Я осмотрел его рот. Пока нет опасности. У него только один зуб. И до сих пор нет хвоста. Оно еще беспокойнее, чем раньше, особенно по ночам. Я выехал. Но буду возвращаться домой по утрам и смотреть, не прорезаются ли у него новые зубы. Когда их наберется полный рот, придется ему от нас убраться — с хвостом, или без хвоста — всё равно. В самом деле, ведь, медведя-то не хвост делает опасным!
Четыре месяца спустя.
Целый месяц охотился я и ловил рыбу вдалеке от дома. За это время наш медведь научился бродить на задних лапах и говорить папа и мама. Вне всякого сомнения, это какая-то совершенно новая порода. Сходство издаваемых им звуков с человеческой речью, конечно, может быть чисто случайным. Едва ли звуки эти содержат какой-нибудь смысл, но, как ни как, ни от одного медведя я этого всё же не слышал. Его подражание человеческому говору, гладкое и не заросшее шерстью тело, абсолютное отсутствие хвоста, всё это указывает на его принадлежность к новой медвежьей породе. Дальнейшее наблюдение за ним будет, думаю, крайне интересно. На время я уйду куда-нибудь подальше — в леса, лежащие к северу, и займусь там усиленными поисками. Должно же где-нибудь найтись еще одно, подобное ему, существо. Сейчас же отправляюсь на розыски, но прежде надену на нашего намордник.
Три месяца спустя.
Страшно устал от поисков… Всё напрасно. А она в это время, не выходя из нашего дома, нашла другого. Вот это называется счастьем! Мне бы в сто лет не найти…
Три месяца спустя.
Я сравнивал нового со старым. Нет никакого сомнения — оба они одной породы. Она называет этого Авелем. Я хотел было сделать из одного чучело для своей коллекции, но она почему-то воспротивилась. Так я и отказался от этой мысли, хотя думаю, что напрасно.
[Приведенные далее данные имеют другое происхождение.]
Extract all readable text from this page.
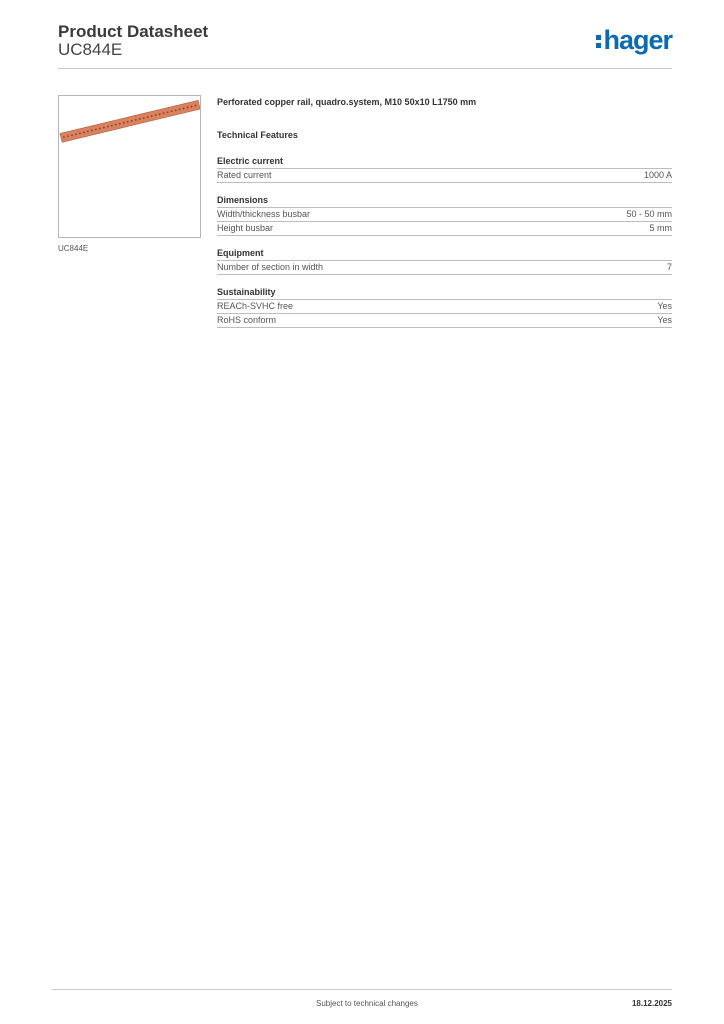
Product Datasheet
UC844E	hager
UC844E
Perforated copper rail, quadro.system, M10 50x10 L1750 mm
Technical Features
Electric current
Rated current	1000 A
Dimensions
Width/thickness busbar	50 - 50 mm
Height busbar	5 mm
Equipment
Number of section in width	7
Sustainability
REACh-SVHC free	Yes
RoHS conform	Yes
Subject to technical changes	18.12.2025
Если они оба уйдут от нас, это будет для науки непоправимой потерей. Первый сделался ручнее, смеется и болтает, как попугай. Да и говорить-то он, вероятно, научился от этой птицы. Вообще, у него ужасно сильно развиты подражательные наклонности. Не окажется ли он, в конце концов, новой породы попугаем? Удивительного тут ничего нет — он всё время обманывал мои предположения, с первых дней, своего появления в виде рыбы. Второй — такой же уродец теперь, каким вначале был первый; как и тот, он похож сейчас на кусок сырого мяса, и голова его точно так же лишена всякой шерсти.
Десять лет спустя.
Оба они мальчики. Мы уже давно открыли это. Нас всё сбивало с толку то, что они появились такими крошечными, в необычном для нас, незаконченном виде. Теперь к ним прибавилось еще несколько девочек. Авель хороший мальчик, а Каину лучше было бы оставаться медведем. После всех этих переживаний я вижу, что прежде ошибался насчет Евы. Лучше жить с нею вне рая, чем без неё в раю. Вначале и находил, что она слишком много болтает. Теперь же мне было бы грустно лишиться звука этого голоса. Я благословляю несчастье, которое свело нас и научило меня ценить доброту её сердца и нежность её характера.